144. Binary Tree Preorder Traversal

题目：Binary Tree Preorder Traversal

原题链接：https://leetcode.com/problems/binary-tree-preorder-traversal/

Given a binary tree, return the preorder traversal of its nodes’ values.

For example:

Given binary tree {1,#,2,3},

1

\

2

/

3

return [1,2,3].

Note: Recursive solution is trivial, could you do it iteratively?

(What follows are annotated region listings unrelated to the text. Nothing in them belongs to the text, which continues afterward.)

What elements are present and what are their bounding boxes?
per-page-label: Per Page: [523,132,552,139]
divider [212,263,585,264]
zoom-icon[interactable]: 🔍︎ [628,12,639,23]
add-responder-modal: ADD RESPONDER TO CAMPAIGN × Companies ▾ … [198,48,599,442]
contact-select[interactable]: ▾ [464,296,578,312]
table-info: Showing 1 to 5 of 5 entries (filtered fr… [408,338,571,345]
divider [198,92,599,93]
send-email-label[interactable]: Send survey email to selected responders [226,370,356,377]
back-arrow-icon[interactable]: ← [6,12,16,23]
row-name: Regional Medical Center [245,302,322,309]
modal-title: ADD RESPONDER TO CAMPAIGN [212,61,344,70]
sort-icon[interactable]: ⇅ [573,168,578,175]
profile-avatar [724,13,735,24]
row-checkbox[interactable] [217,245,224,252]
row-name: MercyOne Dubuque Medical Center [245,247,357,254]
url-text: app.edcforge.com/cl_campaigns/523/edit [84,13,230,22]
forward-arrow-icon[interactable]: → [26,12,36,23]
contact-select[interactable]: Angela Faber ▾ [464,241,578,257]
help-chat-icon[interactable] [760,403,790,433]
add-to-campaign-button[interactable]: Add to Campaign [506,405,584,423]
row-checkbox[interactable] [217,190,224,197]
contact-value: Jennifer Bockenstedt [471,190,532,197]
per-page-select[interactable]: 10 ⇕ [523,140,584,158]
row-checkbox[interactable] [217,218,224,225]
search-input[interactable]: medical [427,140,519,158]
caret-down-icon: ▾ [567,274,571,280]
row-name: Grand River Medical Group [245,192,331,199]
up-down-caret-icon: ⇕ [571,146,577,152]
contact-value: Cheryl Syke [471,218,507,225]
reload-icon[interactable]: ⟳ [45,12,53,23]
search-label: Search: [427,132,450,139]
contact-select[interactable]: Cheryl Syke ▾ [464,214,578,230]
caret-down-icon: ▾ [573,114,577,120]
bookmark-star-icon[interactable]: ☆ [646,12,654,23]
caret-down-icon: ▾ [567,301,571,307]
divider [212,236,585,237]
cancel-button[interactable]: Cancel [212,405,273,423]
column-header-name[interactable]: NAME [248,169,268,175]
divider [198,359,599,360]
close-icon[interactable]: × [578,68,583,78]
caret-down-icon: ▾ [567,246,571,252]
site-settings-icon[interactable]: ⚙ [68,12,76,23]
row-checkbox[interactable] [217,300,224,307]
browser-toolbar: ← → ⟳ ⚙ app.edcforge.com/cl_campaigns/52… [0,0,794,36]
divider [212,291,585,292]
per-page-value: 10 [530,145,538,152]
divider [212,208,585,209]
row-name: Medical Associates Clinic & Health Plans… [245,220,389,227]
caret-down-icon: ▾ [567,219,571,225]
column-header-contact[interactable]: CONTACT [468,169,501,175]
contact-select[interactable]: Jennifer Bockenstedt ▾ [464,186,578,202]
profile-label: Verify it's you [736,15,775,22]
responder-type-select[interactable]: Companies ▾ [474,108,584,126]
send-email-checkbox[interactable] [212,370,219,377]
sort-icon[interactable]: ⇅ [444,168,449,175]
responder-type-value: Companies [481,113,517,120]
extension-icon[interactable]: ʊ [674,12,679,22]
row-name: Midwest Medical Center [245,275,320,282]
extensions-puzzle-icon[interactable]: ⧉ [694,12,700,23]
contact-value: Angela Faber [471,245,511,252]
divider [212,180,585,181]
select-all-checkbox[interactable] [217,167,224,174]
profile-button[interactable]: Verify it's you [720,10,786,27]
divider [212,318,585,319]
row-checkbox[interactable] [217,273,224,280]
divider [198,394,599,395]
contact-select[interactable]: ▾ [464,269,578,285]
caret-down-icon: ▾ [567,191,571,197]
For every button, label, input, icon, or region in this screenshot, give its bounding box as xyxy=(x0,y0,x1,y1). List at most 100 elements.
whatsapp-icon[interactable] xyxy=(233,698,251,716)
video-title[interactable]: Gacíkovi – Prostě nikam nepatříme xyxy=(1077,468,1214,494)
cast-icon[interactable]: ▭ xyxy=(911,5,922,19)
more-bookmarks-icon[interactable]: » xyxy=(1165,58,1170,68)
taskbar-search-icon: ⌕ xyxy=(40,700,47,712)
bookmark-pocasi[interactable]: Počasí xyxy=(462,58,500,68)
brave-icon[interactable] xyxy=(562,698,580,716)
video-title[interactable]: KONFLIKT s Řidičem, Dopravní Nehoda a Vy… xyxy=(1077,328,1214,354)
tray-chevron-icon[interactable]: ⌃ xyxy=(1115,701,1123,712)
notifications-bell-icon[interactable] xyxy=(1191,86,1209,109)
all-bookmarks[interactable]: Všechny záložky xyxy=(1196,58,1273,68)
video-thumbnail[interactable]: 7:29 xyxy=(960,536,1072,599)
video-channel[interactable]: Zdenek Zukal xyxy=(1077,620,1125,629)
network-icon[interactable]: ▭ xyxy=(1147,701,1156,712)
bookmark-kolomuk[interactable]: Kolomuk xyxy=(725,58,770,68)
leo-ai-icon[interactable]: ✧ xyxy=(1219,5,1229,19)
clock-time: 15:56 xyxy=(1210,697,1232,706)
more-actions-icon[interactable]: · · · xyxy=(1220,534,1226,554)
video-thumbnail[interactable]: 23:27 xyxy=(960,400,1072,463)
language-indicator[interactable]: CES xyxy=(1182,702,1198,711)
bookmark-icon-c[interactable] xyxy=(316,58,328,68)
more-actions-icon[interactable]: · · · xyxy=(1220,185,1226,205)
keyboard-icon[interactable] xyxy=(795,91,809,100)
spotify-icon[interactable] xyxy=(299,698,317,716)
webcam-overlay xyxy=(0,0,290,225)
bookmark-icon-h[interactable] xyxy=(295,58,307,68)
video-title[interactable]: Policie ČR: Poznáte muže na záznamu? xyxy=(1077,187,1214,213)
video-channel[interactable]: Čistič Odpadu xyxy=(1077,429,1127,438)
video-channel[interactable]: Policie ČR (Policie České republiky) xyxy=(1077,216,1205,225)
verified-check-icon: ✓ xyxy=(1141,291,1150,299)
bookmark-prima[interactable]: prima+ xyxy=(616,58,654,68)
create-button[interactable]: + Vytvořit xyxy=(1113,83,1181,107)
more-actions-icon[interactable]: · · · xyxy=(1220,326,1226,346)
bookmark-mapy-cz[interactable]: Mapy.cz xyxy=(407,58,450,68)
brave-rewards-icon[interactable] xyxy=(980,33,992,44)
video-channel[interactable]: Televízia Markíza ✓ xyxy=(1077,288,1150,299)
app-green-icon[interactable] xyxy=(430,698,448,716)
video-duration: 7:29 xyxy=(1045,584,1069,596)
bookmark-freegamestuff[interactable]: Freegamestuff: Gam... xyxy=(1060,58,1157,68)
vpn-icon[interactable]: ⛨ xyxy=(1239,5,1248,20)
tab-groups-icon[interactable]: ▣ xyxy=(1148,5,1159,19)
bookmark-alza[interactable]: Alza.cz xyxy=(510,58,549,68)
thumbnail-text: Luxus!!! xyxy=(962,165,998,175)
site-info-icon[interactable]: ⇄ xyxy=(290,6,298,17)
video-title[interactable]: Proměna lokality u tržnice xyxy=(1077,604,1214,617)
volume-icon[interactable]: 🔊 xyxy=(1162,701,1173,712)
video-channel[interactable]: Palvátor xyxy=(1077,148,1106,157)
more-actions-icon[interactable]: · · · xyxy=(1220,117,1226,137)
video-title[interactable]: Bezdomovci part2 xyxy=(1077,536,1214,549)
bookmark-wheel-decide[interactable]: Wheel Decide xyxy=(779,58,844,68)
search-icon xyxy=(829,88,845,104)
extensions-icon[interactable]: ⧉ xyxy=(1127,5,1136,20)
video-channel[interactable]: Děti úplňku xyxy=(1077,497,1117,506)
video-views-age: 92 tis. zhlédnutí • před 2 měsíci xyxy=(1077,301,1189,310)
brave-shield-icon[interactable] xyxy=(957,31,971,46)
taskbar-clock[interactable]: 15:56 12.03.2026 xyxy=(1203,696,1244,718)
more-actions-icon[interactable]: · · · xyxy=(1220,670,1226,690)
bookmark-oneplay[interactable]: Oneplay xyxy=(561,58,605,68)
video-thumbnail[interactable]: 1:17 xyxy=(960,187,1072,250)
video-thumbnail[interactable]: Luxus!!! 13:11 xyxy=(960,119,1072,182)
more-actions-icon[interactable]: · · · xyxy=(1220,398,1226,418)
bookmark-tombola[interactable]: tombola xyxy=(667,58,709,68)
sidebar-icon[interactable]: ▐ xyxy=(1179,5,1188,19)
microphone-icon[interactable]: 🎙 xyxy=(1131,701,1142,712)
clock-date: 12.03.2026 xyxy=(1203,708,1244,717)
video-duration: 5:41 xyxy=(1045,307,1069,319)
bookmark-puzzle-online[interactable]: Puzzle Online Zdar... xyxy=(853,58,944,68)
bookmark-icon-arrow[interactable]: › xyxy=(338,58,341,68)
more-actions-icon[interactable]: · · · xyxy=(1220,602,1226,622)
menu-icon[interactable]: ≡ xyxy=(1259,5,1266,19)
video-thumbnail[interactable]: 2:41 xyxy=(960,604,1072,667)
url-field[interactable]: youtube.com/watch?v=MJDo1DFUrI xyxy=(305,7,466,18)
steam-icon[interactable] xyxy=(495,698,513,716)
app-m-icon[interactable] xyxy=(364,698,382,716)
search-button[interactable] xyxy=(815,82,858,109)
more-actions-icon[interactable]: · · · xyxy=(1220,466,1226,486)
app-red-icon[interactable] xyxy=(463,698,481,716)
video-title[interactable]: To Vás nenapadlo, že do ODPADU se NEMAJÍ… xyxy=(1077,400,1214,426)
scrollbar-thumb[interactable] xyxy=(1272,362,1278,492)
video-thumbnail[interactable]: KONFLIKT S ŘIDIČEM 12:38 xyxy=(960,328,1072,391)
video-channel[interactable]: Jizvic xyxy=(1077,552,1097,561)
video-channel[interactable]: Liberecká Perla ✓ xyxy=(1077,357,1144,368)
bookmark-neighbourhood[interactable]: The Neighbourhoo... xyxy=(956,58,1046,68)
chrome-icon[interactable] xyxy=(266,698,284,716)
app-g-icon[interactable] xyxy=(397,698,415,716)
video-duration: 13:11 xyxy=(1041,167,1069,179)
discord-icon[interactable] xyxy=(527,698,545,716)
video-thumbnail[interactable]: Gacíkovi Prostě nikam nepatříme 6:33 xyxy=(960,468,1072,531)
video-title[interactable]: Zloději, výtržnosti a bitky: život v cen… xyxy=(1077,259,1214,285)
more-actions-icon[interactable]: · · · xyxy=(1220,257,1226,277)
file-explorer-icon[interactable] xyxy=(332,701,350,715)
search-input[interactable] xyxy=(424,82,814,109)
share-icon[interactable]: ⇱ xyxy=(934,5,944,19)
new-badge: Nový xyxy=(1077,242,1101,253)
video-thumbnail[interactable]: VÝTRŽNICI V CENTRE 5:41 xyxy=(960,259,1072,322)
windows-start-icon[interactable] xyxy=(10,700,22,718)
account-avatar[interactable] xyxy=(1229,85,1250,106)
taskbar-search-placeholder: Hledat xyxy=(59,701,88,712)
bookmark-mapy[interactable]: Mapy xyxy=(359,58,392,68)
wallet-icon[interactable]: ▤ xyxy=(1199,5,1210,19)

给出二叉树先序遍历的结果，尝试用递归和非递归的方法。

递归：按照二叉树先序遍历的顺序访问即可：

/**
* Definition for a binary tree node.
* struct TreeNode {
*     int val;
*     TreeNode *left;
*     TreeNode *right;
*     TreeNode(int x) : val(x), left(NULL), right(NULL) {}
* };
*/
class Solution {
public:
void preOrder(TreeNode* root, vector<int>& ans) {
if(root == NULL) return;
ans.push_back(root -> val);
preOrder(root -> left, ans);
preOrder(root -> right, ans);
}
vector<int> preorderTraversal(TreeNode* root) {
vector<int> ans;
preOrder(root, ans);
return ans;
}
};

非递归：需要用到栈（stack）,由于栈的特性是后进显出（LIFO，Last In First Out），所以在子树压栈的时候需要先压右子树再压左子树，代码如下：

/**
* Definition for a binary tree node.
* struct TreeNode {
*     int val;
*     TreeNode *left;
*     TreeNode *right;
*     TreeNode(int x) : val(x), left(NULL), right(NULL) {}
* };
*/
class Solution {
public:
vector<int> preorderTraversal(TreeNode* root) {
vector<int> ans;
stack<TreeNode* > st;
if(root) st.push(root);
while(!st.empty()) {
TreeNode* front = st.top();
ans.push_back(front -> val);
st.pop();
if(front -> right) st.push(front -> right);
if(front -> left) st.push(front -> left);
}
return ans;
}
};